Thursday, January 6, 2011

Windows 7: Setting Up RAID

The two potential advantages of setting up hard drives in a RAID array seemed to be performance and/or safety.  Among the many types of RAID arrays, some of the more frequently mentioned were RAID 0, RAID 1, and RAID 5.

RAID 0 used a "striping" approach where data was divided between hard drives.  This was intended to speed up data reading.  The drawback was that failure of either drive would mean loss of all data, since the data was stored on the drives in a puzzle-like form that could not be reconstructed without all of the pieces from both drives.  If someone had a RAID 0 array containing 100 drives, and if the whole array would fail as soon as any one drive failed, the safety of the whole array would be only as great as the safety of its weakest drive.  So the performance improvements of RAID 0 meant greater risk of data loss.

RAID 1 used a mirroring approach where everything was written onto disk 1, but simultaneously copied to disk 2.  This would not speed things up at all; if anything, it would slow things down a bit, as the system coped with twice as much data.  The purpose of RAID 1 was safety.  Either drive could fail, and yet no data would be lost.  If the computer was set up so as to let the user know that a drive had failed, then s/he could just replace the failed drive and let the RAID array fill in the new replacement with the current state of the data.

RAID 5 used a striping approach, for speed, combined with a distribution scheme for safety.   A RAID 5 array would have at least three drives.  Failure of one drive would reduce performance but would not result in data loss.

As of this writing, Microsoft was not providing clear information regarding which versions of Windows 7 offered which kinds of RAID.  Informal reports indicated that only RAID0 and RAID1 were available in user versions of Win7, and that RAID5 (and perhaps other kinds) were available in server versions of Win7.  Acronis said that RAID5 was available only in Windows Server 2000, 2003, and 2008.  The approach I planned to take, then, was to set up a RAID0 array with good backup.

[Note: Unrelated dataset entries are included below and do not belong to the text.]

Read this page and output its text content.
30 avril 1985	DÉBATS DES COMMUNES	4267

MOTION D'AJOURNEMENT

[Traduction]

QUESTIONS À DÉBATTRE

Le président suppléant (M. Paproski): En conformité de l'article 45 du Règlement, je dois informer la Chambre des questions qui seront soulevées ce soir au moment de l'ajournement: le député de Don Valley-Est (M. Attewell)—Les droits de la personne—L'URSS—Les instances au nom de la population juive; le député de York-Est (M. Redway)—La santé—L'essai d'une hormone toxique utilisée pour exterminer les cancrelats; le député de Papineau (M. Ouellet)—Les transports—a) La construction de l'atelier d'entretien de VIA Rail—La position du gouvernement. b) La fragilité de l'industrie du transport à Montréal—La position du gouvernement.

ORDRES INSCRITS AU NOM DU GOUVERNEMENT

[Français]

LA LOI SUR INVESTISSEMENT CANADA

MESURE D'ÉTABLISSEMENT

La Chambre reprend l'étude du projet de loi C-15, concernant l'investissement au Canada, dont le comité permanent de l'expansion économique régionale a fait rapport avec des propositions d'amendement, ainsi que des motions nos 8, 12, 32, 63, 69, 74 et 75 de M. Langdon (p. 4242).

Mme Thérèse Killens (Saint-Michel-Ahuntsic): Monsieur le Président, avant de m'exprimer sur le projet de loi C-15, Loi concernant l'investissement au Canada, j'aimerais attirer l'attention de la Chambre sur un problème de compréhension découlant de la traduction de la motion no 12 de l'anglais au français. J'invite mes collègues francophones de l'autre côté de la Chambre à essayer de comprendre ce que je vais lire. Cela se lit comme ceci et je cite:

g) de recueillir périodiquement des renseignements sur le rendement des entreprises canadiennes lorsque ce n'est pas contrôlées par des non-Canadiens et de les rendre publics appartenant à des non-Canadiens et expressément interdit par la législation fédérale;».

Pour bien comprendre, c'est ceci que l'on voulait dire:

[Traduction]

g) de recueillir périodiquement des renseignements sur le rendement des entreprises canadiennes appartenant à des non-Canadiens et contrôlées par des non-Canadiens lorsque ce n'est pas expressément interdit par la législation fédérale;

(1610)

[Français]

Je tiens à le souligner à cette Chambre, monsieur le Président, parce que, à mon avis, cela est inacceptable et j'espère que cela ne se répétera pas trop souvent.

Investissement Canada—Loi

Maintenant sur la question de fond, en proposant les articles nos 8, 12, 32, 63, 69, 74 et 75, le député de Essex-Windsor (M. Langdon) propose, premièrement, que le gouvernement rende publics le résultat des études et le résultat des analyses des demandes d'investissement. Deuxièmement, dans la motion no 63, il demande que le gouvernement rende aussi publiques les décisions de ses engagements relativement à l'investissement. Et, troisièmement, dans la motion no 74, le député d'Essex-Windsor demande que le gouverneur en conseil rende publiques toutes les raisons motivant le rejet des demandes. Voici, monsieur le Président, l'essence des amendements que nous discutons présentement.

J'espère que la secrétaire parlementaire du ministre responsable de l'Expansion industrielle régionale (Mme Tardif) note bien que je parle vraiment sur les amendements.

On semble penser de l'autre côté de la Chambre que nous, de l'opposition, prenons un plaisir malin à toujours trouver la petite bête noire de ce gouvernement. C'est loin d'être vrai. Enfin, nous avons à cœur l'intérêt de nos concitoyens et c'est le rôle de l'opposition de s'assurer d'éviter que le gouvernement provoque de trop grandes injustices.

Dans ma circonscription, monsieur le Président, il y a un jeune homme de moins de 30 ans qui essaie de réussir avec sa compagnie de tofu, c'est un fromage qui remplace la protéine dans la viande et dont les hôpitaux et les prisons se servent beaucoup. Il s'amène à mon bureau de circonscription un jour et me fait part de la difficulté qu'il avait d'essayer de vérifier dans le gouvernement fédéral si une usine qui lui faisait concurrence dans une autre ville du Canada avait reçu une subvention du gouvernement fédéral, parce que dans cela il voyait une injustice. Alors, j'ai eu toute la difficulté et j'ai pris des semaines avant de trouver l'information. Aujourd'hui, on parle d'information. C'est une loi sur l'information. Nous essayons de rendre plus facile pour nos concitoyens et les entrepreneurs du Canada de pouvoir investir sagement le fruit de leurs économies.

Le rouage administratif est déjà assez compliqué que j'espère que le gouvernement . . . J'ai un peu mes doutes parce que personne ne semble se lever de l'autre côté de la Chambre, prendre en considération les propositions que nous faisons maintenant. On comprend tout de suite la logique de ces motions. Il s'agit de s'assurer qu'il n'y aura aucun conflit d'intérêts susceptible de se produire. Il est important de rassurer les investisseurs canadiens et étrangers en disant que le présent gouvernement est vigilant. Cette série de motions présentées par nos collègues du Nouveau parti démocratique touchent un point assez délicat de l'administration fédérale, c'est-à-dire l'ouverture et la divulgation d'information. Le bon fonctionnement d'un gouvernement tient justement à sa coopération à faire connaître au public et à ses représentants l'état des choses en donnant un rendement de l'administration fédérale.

To set up the array, I typed diskmgmt.msc in the Start button > Search programs and files box.  That opened up Disk Management.  The disks I wanted to put into my array were Disk 0 and Disk 1.  First, I wanted to set up a 50GB array called PROGRAMS to contain Windows program files.  I right-clicked on the gray part of the Disk Management window where it said "Disk 0" and chose "New striped volume."  This opened the New Striped Volume Wizard.  I added Disk 0 and Disk 1 to the Selected box, specified 25600MB space (on each drive, for a total of 50GB).  I looked into allocation unit size briefly and decided to stick with the default.  As I had gathered elsewhere, I didn't have to worry about the question of converting the disks from basic to dynamic because that was unavoidable with striping, and now I was at the point where the wizard was going to take care of it.

There were some other things I wanted to put into RAID0 arrays for speed.  Examples included virtual machines and files on which I would be doing video editing.  I set up arrays for those.  But there were also some things that I didn't want to put into a RAID0 array.  These were items that were big and bulky, and therefore would take a lot of time to back up, but were not performance-intensive.  General-purpose storage would fall into this category.  If I wanted performance in that area, I could move those items out of storage and into a RAID0 workspace.  For storage, I considered using a spanned volume that would put half of the data on each of the two hard drives, so as to reduce the amount of data that I would have to restore if either drive did fail.  But it sounded like restoring data from a spanned volume could be tricky, so I thought I might just divide the stored data into two separate partitions, one on each disk.  To do that, I used the "New simple volume" option in Disk Management.

There didn't seem to be any point in trying to set up a RAID volume for an Ubuntu dual-boot.  This was software RAID, governed by the Windows operating system.  Windows allowed the user to allocate only part of a drive to RAID, and as far as I knew Ubuntu set aside whole disks in a hardware RAID array.  I did set aside some space for Ubuntu program installation, however.

With the partitions set up, the next goal was to restore my Windows 7 installation to the PROGRAMS array.  That became a whole ordeal in itself, as described in a separate post.